We don’t currently have the staff we need to provide stroke services to the standard we would like across the six sites providing urgent stroke care. Proposals to create three HASUs will help to consolidate staff and resources. However, we will still need to recruit additional staff.

We know from staff feedback that most specialist stroke staff support the development of hyper acute stroke units to improve the quality of care for patients. We believe that setting up three hyper acute stroke units would improve recruitment and retention in the medium to long term, however, there may be short term disadvantages.

The changes would mean that some existing staff would be asked to change where and how they work. For some staff the impact of these changes on work and home life may not be acceptable and we might be at risk of losing some of our stroke staff. If changes were unsuitable for individuals, we expect that most would be able to move to alternative roles within their current hospital allowing them to stay on the same site.

We will not be ‘taking in an expanded population’. 257 people a year who are not resident in Kent and Medway already receive emergency stroke treatment in our hospitals as that may be the nearest point of treatment for them and therefore we must factor those potential patients into our planning. We don’t expect this number to change significantly if the proposed changes go ahead.

To be clear too, we have factored in projected population growth, the impact of housing developments etc into our modelling.

Can Thanet be included as one of the options for a location of a hyper acute stroke unit? Given the equality impact assessment. Can you please state that you will make it clear in the consultation that Thanet could ‘come back in’?

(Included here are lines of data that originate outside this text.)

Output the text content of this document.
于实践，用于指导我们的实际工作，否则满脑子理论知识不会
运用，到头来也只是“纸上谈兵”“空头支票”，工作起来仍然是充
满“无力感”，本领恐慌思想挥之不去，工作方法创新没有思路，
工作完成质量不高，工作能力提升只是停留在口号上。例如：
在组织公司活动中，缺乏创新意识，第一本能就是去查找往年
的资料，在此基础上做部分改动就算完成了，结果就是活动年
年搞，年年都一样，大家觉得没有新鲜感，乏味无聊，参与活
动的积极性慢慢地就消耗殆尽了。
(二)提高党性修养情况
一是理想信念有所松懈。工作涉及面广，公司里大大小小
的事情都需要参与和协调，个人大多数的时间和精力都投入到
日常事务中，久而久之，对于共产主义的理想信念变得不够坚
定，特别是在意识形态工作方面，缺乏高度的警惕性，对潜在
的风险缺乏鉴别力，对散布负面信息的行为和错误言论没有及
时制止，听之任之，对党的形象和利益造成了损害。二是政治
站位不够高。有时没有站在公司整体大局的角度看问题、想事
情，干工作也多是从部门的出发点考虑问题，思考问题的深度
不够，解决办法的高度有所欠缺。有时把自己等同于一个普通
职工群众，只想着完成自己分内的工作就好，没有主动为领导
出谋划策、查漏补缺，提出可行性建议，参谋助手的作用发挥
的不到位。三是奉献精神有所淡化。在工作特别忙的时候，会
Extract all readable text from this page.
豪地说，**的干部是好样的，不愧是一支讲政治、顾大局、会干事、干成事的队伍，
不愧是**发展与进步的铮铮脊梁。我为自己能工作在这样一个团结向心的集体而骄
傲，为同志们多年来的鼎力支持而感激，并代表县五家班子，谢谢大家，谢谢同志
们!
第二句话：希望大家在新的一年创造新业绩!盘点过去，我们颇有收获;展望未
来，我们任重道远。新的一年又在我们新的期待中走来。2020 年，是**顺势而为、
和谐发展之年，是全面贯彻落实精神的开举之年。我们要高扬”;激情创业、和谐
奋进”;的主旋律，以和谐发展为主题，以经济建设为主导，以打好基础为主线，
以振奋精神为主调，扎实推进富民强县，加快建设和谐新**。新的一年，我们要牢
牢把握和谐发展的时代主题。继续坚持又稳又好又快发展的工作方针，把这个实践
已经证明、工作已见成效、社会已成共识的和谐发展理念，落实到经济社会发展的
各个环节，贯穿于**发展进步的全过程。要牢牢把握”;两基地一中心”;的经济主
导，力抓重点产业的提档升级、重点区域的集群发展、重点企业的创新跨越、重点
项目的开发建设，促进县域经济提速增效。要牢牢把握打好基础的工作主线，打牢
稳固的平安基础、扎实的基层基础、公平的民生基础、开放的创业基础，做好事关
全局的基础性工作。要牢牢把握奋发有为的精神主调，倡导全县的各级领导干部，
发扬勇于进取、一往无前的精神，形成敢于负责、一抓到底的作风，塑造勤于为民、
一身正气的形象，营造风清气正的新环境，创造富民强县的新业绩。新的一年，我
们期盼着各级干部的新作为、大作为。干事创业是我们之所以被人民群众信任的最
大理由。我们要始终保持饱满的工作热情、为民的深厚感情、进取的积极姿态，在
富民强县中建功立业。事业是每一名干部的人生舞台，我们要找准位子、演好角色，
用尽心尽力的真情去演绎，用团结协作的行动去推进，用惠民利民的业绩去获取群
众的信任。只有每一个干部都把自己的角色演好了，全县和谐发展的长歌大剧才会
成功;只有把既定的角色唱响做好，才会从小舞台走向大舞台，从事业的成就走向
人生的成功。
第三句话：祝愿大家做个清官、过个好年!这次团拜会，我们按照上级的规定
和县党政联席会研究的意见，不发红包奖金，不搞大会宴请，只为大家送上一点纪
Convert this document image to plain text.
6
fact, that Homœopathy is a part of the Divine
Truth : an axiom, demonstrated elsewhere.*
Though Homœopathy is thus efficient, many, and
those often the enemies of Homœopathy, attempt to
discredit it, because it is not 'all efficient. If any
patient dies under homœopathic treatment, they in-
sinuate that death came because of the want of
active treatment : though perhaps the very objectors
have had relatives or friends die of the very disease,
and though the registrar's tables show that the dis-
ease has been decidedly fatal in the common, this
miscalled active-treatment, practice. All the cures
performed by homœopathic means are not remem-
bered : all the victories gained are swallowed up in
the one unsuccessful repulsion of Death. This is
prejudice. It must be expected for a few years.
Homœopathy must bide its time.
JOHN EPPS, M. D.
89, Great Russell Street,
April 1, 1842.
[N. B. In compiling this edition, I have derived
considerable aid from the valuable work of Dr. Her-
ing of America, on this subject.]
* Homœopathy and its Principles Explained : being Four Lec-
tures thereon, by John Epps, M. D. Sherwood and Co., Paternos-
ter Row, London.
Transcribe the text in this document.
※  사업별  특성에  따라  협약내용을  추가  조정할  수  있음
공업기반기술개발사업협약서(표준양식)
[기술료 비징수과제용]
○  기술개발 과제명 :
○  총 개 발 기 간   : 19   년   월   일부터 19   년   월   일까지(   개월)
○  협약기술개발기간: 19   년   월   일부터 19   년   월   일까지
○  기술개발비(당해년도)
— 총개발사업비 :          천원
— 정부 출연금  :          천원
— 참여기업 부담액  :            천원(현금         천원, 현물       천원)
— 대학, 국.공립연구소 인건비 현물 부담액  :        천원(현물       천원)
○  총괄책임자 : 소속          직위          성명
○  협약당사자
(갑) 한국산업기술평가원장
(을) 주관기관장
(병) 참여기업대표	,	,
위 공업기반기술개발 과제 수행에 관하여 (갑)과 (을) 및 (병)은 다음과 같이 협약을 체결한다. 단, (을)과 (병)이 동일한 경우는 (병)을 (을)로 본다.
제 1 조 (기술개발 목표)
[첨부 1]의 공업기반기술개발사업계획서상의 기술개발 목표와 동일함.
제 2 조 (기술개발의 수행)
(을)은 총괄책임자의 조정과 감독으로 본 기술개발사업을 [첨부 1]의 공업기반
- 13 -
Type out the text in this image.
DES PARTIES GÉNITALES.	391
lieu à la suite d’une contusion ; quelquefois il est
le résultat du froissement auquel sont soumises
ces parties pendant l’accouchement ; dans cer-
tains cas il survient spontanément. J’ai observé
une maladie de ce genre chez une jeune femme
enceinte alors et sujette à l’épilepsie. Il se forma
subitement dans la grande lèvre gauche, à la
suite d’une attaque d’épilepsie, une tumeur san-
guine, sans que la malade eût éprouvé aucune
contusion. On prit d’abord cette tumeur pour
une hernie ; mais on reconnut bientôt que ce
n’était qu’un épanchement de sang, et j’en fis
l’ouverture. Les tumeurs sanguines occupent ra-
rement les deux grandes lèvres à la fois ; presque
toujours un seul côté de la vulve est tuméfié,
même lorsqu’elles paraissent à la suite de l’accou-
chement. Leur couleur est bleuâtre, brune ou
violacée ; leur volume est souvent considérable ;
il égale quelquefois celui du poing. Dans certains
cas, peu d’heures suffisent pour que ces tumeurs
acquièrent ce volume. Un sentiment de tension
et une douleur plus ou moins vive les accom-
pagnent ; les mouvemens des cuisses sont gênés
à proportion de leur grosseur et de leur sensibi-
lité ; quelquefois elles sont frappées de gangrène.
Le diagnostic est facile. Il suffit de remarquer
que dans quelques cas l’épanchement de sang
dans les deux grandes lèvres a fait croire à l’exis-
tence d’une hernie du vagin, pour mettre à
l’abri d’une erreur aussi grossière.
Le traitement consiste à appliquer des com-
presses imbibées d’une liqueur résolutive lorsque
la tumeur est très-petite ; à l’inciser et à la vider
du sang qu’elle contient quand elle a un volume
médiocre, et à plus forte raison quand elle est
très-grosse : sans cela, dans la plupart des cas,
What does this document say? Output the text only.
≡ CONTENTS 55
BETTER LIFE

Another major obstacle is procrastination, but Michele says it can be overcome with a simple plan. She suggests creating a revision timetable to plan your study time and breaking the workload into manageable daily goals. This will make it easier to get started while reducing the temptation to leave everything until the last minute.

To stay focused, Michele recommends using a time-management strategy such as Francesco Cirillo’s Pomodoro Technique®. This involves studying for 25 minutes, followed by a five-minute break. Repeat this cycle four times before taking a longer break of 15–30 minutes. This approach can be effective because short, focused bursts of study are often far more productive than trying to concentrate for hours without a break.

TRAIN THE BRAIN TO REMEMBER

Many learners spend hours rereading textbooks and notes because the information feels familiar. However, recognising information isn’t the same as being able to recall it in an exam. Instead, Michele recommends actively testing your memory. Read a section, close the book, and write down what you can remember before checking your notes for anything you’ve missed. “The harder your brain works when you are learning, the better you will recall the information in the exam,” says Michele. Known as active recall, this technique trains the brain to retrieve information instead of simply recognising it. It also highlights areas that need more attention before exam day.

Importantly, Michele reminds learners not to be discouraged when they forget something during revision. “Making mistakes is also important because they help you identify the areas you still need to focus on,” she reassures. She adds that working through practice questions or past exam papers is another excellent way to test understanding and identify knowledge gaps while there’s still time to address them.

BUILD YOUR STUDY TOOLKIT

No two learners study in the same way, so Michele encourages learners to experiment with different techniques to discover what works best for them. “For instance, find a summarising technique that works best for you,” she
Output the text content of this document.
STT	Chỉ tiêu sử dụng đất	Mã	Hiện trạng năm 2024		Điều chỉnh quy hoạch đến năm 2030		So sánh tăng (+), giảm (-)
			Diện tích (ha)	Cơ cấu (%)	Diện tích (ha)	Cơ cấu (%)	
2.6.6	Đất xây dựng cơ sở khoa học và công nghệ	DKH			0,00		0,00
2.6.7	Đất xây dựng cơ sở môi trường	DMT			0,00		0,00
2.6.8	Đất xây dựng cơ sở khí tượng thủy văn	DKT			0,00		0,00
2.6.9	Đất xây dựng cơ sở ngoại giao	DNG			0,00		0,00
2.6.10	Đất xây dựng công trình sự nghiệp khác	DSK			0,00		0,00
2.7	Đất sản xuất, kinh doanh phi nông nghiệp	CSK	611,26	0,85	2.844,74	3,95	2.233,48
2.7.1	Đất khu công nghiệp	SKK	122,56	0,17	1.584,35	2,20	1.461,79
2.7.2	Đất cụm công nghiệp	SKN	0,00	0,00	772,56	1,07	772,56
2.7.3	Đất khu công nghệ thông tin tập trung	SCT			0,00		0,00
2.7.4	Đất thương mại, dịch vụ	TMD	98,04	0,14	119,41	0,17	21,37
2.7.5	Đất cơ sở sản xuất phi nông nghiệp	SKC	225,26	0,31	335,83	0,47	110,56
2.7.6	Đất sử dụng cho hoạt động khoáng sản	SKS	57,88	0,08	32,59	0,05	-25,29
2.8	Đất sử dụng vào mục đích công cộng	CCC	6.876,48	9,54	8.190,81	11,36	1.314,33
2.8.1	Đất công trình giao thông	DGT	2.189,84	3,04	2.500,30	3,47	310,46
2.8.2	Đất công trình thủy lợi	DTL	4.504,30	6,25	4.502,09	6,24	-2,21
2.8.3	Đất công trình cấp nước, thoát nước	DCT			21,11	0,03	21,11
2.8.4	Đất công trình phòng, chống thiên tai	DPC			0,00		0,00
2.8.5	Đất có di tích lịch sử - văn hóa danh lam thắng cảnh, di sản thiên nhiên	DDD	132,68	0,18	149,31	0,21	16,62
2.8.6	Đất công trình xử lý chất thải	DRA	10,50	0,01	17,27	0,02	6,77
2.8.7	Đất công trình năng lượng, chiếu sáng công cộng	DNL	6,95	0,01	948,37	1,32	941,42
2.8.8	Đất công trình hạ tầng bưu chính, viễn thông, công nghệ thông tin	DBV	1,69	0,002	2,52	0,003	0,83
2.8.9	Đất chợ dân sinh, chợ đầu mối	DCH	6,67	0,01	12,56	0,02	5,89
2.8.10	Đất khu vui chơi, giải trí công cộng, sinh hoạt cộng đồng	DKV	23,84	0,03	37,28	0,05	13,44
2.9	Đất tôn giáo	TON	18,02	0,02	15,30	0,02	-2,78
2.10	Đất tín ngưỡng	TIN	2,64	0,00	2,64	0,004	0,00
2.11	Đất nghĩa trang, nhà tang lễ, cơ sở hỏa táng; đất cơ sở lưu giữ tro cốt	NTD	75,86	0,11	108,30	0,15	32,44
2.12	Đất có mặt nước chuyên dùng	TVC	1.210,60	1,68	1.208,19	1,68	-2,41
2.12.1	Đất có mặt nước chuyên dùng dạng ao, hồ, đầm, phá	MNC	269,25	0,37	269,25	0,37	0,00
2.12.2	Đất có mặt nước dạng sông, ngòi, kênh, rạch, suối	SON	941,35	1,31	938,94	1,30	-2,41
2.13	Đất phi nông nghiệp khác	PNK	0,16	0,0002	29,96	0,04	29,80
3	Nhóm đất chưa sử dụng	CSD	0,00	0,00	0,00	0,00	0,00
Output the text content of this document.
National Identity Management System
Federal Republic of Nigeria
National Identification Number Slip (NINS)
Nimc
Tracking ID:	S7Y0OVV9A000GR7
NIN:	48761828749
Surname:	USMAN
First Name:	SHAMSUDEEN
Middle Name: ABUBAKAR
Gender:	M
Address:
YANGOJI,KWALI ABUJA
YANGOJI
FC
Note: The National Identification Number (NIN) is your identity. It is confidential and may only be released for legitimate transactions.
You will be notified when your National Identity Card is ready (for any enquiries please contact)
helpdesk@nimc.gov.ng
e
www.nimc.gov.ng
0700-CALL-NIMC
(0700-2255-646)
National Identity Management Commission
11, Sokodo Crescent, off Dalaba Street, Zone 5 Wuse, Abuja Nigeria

The options have been developed and shortlisted for consultation following a rigorous process of evaluation and testing. However, the purpose of any public consultation is to understand public views and opinions and to ensure that the proposals stand up to challenge and scrutiny. No decisions have been made yet about the future of urgent stroke services in Kent and Medway.

We are not only consulting on the location of any potential hyper acute stroke units but are also asking people across Kent, Medway and our border areas:

  • if they agree that there are good reasons to make changes to stroke services in Kent and Medway
  • if they agree we should move to a ‘hyper acute stroke unit’ model of emergency stroke care,
  • if they agree three units is the right number.

We want local people to tell us about any issues, concerns or ideas that they may have. We know that there is considerable strength of feeling in Thanet about the proposals, and that information will go back to the Joint Committee to be considered along with other consultation responses and all the other evidence and data gathered as part of the stroke services review.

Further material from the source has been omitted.